Tom Bodin, a Practice Integration Advisor with Buckingham Strategic Wealth, works with dentists to help them achieve financial freedom through a comprehensive approach to wealth management.
Powers of Attorney
When I wrote this, proposed tax legislation was making its way through Congress. Part of the legislative package included doubling the estate tax exemption from just more than $5 million per person to just more than $10 million per person. It’s easy to imagine some of the complexities that come with estate taxation and generational wealth transfer involving ultra-high-net-worth individuals.
It’s also easy for those under this threshold to think estate planning isn’t for them. But the transfer of assets upon death is complicated at any level of wealth. Indeed, probate can drain any person’s net worth, beneficiary omissions can affect every account, and the unfortunate reality is that all of us will face end-of-life issues at some point.
In this article, I will address the estate planning process as well as the documents that the estimated 99.8 percent of Americans who do not exceed the estate tax exemption need to consider and why. I will also identify some key concerns and solutions for practice-owning dentists to consider. The most vital estate plan documents and decisions are: wills and trusts, durable and health care powers of attorney, and beneficiary designations.
Wills and Trusts
Your will is your overarching estate document. It guides the distribution of your property, and it should align with other estate documents and comply with state law. When updating your estate documents, you want to ensure any and all changes to account beneficiary designations (which we’ll discuss later) are incorporated. Often associated with your will are any trusts used for estate purposes. Trusts are purpose-built entities that can take a variety of forms. Delineating all the uses of trusts would be beyond the scope of this article, but a few common functions related to the estate planning process are to provide managed accounts for minor beneficiaries, to provide for the care of a beneficiary with a lifelong disability, to protect assets from certain liabilities, and, for a select few, to mitigate estate tax.
You should have at least two powers of attorney (POA): a durable POA and a health care POA. A POA is simply a legal document that allows another individual to look after your affairs should you become unable to do so. The person appointed in the POA becomes the agent and you, the person appointing them, are the principal.
The durable POA allows the agent to act on the principal’s behalf if the principal can’t due to physical or mental incapacitation. The agent has the ability to make financial and legal decisions.
For a health care POA, the principal appoints an agent to make health care decisions on their behalf in the event of incapacity. This is a sensitive role, because making end-of-life decisions for someone can be a difficult position. The principal should inform the agent of their health care and end-of-life wishes; the agent should feel they are speaking on the principal’s behalf.
Beneficiary designations are not a document per se, but a series of documents tied to accounts that may pass outside of a will (for example, a 401(k) account). There are two considerations when it comes to beneficiaries: 1) revisit beneficiary designations as your life situation changes over time, and 2) designate contingent beneficiaries where possible. Because certain, and often important, financial accounts do pass outside of the will, estate documents should be reviewed in their entirety to ensure your assets end up where you want them to be. A piecemeal estate plan or contradictory documents often lead to confusion, additional costs and, in many cases, family strain for years.
Considerations for Practice Owners
For dentists who own their practices, there is the added challenge of making certain your business is looked after and passes through the estate process. When working with dentist clients, we include two additional tools: the incapacity checklist and an office coverage agreement.

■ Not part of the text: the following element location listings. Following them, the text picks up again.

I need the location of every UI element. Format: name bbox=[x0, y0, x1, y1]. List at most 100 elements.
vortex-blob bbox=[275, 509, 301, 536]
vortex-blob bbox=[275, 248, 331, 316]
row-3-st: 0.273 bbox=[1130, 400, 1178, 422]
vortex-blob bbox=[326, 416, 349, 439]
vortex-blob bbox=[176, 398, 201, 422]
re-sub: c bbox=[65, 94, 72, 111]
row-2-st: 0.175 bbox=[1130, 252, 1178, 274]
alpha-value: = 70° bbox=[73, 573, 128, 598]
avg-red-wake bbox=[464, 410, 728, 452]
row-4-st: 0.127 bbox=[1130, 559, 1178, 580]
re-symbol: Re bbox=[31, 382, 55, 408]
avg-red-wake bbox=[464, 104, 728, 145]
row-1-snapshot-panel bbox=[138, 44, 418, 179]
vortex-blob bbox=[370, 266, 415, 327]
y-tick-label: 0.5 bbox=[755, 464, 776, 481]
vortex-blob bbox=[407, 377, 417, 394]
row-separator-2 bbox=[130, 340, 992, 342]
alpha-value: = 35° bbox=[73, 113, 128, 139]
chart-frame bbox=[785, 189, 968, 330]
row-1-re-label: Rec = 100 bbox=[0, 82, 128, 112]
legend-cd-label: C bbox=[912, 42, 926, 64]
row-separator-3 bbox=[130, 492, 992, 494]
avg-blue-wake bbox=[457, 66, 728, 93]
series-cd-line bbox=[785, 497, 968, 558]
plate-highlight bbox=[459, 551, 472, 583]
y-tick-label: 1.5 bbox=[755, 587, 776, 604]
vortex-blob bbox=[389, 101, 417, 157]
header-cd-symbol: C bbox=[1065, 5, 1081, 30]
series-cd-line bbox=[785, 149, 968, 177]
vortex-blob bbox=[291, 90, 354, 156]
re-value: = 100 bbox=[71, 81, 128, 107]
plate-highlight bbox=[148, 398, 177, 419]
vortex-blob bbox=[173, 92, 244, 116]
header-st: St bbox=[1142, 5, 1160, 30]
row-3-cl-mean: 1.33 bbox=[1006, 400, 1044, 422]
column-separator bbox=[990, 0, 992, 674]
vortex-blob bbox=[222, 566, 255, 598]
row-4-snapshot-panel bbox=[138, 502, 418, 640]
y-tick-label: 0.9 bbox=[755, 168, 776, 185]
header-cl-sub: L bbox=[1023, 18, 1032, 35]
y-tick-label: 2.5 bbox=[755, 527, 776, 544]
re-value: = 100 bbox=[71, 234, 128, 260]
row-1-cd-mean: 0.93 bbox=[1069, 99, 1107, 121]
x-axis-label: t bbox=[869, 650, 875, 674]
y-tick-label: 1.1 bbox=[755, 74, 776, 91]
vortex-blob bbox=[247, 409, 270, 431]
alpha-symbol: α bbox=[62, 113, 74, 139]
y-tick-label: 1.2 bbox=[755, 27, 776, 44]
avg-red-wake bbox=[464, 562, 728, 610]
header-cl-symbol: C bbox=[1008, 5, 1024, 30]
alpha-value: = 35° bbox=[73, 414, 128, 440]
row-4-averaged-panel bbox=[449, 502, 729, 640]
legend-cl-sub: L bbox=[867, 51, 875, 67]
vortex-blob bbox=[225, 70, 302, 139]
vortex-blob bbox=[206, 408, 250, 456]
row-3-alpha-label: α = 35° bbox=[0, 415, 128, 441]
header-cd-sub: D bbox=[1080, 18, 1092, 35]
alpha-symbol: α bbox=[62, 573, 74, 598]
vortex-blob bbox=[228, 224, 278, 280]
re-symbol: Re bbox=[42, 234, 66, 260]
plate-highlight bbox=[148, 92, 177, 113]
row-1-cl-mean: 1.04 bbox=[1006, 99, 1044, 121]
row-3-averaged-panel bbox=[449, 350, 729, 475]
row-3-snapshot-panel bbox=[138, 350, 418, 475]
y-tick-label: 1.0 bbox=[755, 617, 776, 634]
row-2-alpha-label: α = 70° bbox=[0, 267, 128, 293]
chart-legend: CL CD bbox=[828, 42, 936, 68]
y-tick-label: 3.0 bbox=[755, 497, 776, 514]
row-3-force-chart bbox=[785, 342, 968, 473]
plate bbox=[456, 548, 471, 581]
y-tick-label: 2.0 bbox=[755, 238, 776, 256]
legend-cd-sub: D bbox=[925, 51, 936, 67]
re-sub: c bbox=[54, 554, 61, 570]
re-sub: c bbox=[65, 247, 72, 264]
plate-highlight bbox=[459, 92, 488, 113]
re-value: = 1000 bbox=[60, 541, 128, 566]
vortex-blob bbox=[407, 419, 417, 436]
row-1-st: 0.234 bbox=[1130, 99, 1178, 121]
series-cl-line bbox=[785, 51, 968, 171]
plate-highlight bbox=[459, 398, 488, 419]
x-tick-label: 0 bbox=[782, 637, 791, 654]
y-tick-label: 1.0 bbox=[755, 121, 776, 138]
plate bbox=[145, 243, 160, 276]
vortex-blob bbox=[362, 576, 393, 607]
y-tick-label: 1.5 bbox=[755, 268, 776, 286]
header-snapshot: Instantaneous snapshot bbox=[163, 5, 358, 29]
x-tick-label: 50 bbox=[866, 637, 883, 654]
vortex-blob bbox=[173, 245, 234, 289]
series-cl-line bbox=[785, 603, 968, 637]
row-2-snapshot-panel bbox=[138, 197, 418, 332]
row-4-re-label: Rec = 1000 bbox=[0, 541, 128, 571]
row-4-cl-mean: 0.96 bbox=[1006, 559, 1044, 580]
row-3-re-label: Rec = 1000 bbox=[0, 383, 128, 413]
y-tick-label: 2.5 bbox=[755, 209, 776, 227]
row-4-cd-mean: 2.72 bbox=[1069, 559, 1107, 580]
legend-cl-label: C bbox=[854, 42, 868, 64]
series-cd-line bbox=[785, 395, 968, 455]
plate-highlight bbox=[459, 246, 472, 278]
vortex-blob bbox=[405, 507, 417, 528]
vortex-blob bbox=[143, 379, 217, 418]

The incapacity checklist allows a spouse, surviving child or designated advisor to maintain a central document identifying a legal resource, estate executor, the practice’s organizational structure, an accounting resource, banking information, a creditor list, key office personnel and an insurance resource. The document also identifies key players needed to ensure continuity of the practice’s operation.
Tied to the incapacity checklist is the office coverage agreement. The market value of a practice relies on ongoing collections and patient flow. An office coverage agreement is a non-binding arrangement between peers to provide clinical services to the practice for a defined period of time given the disability or death of the owner. The document is reciprocal.
If you have not had a full estate plan review with your attorney and financial advisor, I strongly suggest you make this a priority for 2018. If it’s been five or more years, it is again time to review your documents with a professional to ensure they still align with your goals and conform to current laws. Estate planning can be a difficult topic, but when it’s completed, this type of review offers immense peace of mind. After your plan is in place, maintain copies of your estate documents in multiple trusted locations. For instance, keep a copy yourself, give one to your financial advisor, and leave one with your attorney.